Diante da insatisfação com a postura de Bolsonaro, o Sindtanque-MG reforçou que segue em estado de greve e que, a qualquer momento, os trabalhadores podem interromper as atividades.

Insatisfação abrange toda a categoria

Já nesta quarta-feira (21), entidades que representam os transportadores de outros tipos de carga informaram a pretensão de paralisar as atividades no próximo domingo (25), Dia do Motorista. A mobilização já tem o apoio de algumas entidades, mas seguirá sendo discutida pela categoria nos próximos dias.

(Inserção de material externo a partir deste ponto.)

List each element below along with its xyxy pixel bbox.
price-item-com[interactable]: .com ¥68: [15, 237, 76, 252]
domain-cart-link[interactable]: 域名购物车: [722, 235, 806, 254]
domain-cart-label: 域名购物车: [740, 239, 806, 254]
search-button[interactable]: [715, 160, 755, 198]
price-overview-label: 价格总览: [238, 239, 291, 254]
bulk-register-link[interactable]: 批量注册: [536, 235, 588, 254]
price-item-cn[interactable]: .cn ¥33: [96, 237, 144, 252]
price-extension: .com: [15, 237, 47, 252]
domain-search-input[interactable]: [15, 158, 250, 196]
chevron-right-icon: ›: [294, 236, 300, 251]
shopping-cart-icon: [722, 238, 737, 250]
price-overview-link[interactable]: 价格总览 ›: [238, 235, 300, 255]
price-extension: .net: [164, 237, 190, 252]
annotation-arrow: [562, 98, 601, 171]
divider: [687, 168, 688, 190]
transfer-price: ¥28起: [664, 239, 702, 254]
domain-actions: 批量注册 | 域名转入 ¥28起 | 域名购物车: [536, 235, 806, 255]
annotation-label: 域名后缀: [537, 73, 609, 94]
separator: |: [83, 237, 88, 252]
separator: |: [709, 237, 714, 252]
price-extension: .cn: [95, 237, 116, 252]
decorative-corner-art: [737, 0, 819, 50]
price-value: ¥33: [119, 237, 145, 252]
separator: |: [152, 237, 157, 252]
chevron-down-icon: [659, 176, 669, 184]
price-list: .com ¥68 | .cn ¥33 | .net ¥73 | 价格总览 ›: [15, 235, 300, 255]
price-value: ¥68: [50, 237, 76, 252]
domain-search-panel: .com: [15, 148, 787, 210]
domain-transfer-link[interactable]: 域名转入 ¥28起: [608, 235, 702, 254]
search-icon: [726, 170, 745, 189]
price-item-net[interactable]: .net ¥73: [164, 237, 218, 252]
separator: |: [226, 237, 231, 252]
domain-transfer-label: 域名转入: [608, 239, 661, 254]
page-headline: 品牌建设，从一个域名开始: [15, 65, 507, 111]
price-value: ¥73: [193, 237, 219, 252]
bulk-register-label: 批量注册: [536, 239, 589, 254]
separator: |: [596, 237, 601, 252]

O Conselho Nacional do Transporte Rodoviário de Cargas (CNTRC) confirmou o apoio. Segundo a entidade, só este ano foram formalizados 387 ofícios ao Governo federal com as reivindicações dos caminhoneiros, como o fim da política de Preço de Paridade de Importação (PPI) da Petrobras para combustíveis, a maior fiscalização nas estradas para cumprimento do piso mínimo de frete e a aposentadoria especial para os motoristas. “Até o presente momento, o governo e as pastas cabíveis não chamaram para conversar”, afirmou o presidente do CNTRC, Plínio Dias.

A Associação Nacional de Transporte do Brasil (ANTB) informou que apoia a categoria na decisão que for tomada. “O que a maioria decidir estaremos junto e apoiando”, declarou o representante José Roberto Stringasci. Já a Associação Brasileira dos Condutores de Veículos Automotores (Abrava) comunicou que irá se reunir na quinta-feira (22) para discutir sobre a paralisação.